Little wonder that China and India, insisted — successfully — that COP26 water down a proposed commitment to “phase out” coal so that it became one to “phase down” its use.

While the amount of coal power plant capacity under development declined in most regions in 2021, advanced economies in East Asia were the exception, according to data from a network of non-governmental organisations, including Global Energy Monitor, Solutions for Our Climate and the Sierra Club.

“There is simply no carbon budget left to be building new coal plants,” says Flora Champenois, an analyst at GEM. “We need to stop, now.”

Vladimir Putin’s invasion of Ukraine and the disruption to Russian oil and gas supplies have further complicated the outlook, with rocketing inflation and fears of commodity shortages prompting governments to reprioritise energy security over the climate response.  

Still, environmentalists and investors are holding out hope the transition to renewable energy can be fast tracked in Asia.
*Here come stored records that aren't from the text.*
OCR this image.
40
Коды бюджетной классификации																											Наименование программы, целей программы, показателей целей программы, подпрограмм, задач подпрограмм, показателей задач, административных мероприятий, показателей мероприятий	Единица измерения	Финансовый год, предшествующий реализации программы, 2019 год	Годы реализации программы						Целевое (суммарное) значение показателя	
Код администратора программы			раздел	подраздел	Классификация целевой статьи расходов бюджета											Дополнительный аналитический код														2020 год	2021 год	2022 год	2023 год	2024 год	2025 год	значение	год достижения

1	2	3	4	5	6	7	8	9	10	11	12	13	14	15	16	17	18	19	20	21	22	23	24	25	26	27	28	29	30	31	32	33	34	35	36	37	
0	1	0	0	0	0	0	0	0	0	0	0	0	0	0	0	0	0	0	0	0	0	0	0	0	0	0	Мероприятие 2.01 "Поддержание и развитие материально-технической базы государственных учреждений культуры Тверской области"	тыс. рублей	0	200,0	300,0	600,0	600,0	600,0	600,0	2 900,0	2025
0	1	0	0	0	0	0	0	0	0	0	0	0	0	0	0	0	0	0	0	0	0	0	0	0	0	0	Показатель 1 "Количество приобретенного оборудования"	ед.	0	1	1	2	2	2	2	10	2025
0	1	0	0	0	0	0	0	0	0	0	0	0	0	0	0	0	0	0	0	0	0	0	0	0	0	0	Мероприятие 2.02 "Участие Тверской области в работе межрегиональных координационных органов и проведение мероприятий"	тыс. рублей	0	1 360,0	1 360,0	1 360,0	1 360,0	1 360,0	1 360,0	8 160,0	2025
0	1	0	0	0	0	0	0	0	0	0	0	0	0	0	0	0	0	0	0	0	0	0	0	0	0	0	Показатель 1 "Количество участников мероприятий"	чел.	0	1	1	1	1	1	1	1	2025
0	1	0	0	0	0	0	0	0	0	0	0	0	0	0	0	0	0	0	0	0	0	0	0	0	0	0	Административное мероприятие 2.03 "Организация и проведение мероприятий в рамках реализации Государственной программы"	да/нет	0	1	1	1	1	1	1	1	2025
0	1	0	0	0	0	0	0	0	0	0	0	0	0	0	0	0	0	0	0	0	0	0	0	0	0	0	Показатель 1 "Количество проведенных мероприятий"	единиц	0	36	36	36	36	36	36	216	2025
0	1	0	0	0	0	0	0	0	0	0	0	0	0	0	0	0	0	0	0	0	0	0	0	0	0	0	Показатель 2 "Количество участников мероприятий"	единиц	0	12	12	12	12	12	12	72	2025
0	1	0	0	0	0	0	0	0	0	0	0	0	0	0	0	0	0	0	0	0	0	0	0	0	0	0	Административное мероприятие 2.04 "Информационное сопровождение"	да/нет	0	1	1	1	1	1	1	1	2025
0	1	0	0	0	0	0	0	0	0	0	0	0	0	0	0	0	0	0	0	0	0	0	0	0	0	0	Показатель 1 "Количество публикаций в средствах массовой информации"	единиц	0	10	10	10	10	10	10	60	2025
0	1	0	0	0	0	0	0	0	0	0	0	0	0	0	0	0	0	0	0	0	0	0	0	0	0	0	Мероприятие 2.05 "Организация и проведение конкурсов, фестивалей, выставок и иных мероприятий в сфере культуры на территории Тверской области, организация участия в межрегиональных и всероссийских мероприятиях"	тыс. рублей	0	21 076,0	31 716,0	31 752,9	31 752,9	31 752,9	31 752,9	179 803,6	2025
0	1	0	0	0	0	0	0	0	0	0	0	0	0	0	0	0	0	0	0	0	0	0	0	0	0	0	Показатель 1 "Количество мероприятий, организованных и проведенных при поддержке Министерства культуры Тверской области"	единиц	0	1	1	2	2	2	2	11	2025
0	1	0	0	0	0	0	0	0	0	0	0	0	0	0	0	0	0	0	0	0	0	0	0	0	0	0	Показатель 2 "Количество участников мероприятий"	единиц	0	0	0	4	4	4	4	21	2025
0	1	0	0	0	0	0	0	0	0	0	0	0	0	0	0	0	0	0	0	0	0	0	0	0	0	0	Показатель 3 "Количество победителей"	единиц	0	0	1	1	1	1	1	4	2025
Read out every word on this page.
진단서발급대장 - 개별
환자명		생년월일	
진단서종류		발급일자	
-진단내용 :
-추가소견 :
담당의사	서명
They say this can be achieved by leaps into low-cost solar and offshore wind generation and adoption of electric transport fleets, along with efficient use of capital and carbon pricing.

Investors, too, are eagerly hunting for opportunities to support the transition to renewables and cleaner fuels — despite their frustration over the distance between countries’ climate commitments and the reality of massive fossil fuel dependency and deforestation in the region.

Li Shuo, an energy expert with Greenpeace in Beijing, suggests there is still cause for optimism as Asia could “spearhead the clean tech transition” in energy sectors including solar and electric vehicles.

“The solar industry did not exist in China 10 years ago; now it is the dominant player on the world stage,” Li points out. “That demonstrates how Chinese companies are good at leveraging favourable government policies [and] its domestic market, and [at] perfecting complex supply chains to be cost competitive.”

“It is not an exaggeration to say companies in Asia hold the key to our climate challenge. If the polluters don’t move, we are doomed. If
the innovators accelerate, the world benefits from the solutions they provide.”